Detroit (1950s–2010s) Sustained loss of the dominant industry: population −60%, real prices −70%+ over decades The "full wipeout" scenario is Seattle-as-Detroit-in-fast-forward: population −39%, real prices −60% in 10 yrs

Key limitations

• No interest-rate / Fed channel: a deep recession would bring big rate cuts (cushioning prices) but possibly also deflation (worsening nominal declines). Both omitted; they partially offset.
• No credit-market channel: a severe shock would likely tighten mortgage lending and deepen declines beyond the model.
• Wealth effects ambiguous: AI success could crash knowledge workers' RSU wealth (negative for housing) or boost it for those who remain (positive); not modeled.
• Metro-level averages: Eastside tech enclaves (Bellevue, Redmond) would fall harder than the metro average; lower-priced submarkets less.
• Policy response (UBI, stimulus, mortgage forbearance) not modeled; would cushion declines.
• Property-tax/fiscal doom loops in severe scenarios not modeled; would worsen declines.
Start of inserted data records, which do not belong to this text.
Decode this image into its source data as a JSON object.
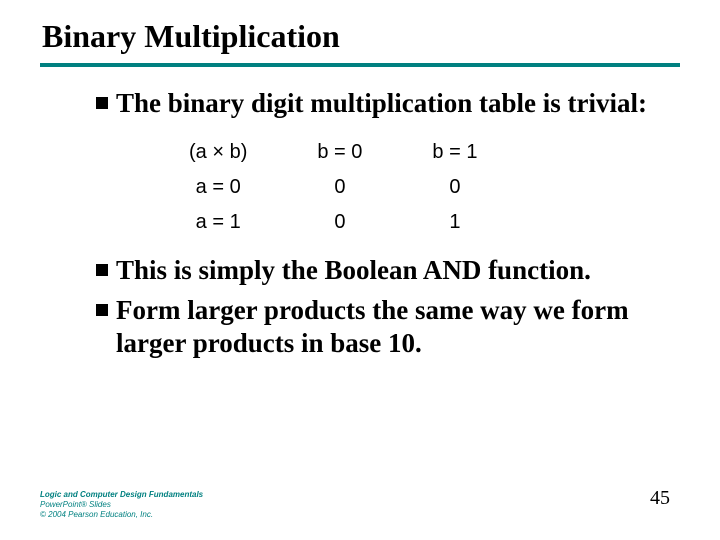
{
  "title": "Binary Multiplication",
  "bullets": [
    "The binary digit multiplication table is trivial:",
    "This is simply the Boolean AND function.",
    "Form larger products the same way we form larger products in base 10."
  ],
  "table": {
    "header": [
      "(a × b)",
      "b = 0",
      "b = 1"
    ],
    "rows": [
      [
        "a = 0",
        "0",
        "0"
      ],
      [
        "a = 1",
        "0",
        "1"
      ]
    ]
  },
  "footer": {
    "line1": "Logic and Computer Design Fundamentals",
    "line2": "PowerPoint® Slides",
    "line3": "© 2004 Pearson Education, Inc."
  },
  "page_number": "45",
  "chart_data": {
    "type": "table",
    "title": "Binary digit multiplication (a × b)",
    "columns": [
      "b = 0",
      "b = 1"
    ],
    "rows": [
      "a = 0",
      "a = 1"
    ],
    "values": [
      [
        0,
        0
      ],
      [
        0,
        1
      ]
    ]
  }
}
Data sources (retrieved May 2026)

• Employment: BLS Seattle Area Economic Summary (Jan 2026) — total nonfarm 2,106.3K; Information 131.7K; Professional & business services 374.3K; Financial activities 98.3K
• Tech workforce: CBRE Tech Talent report — ~287.6K tech workers, avg wage $186.6K
• Home values: Zillow ZHVI Seattle ~$848K (Feb 2026); Redfin median sale price $861K (Apr 2026), −2.9% y/y
• Unemployment: BLS — Seattle MSA 5.0% (Dec 2025), up from ~4% after 2024–25 tech layoffs
• Elasticities: academic literature on unemployment–house price links (long-run elasticity −0.17 to −0.2; thick-market effects ~3.5%/pp); downward nominal house-price rigidity (Norges Bank, 3 centuries of data); Moretti local multipliers
Illustrative model, not a forecast. Built with public data, May 2026.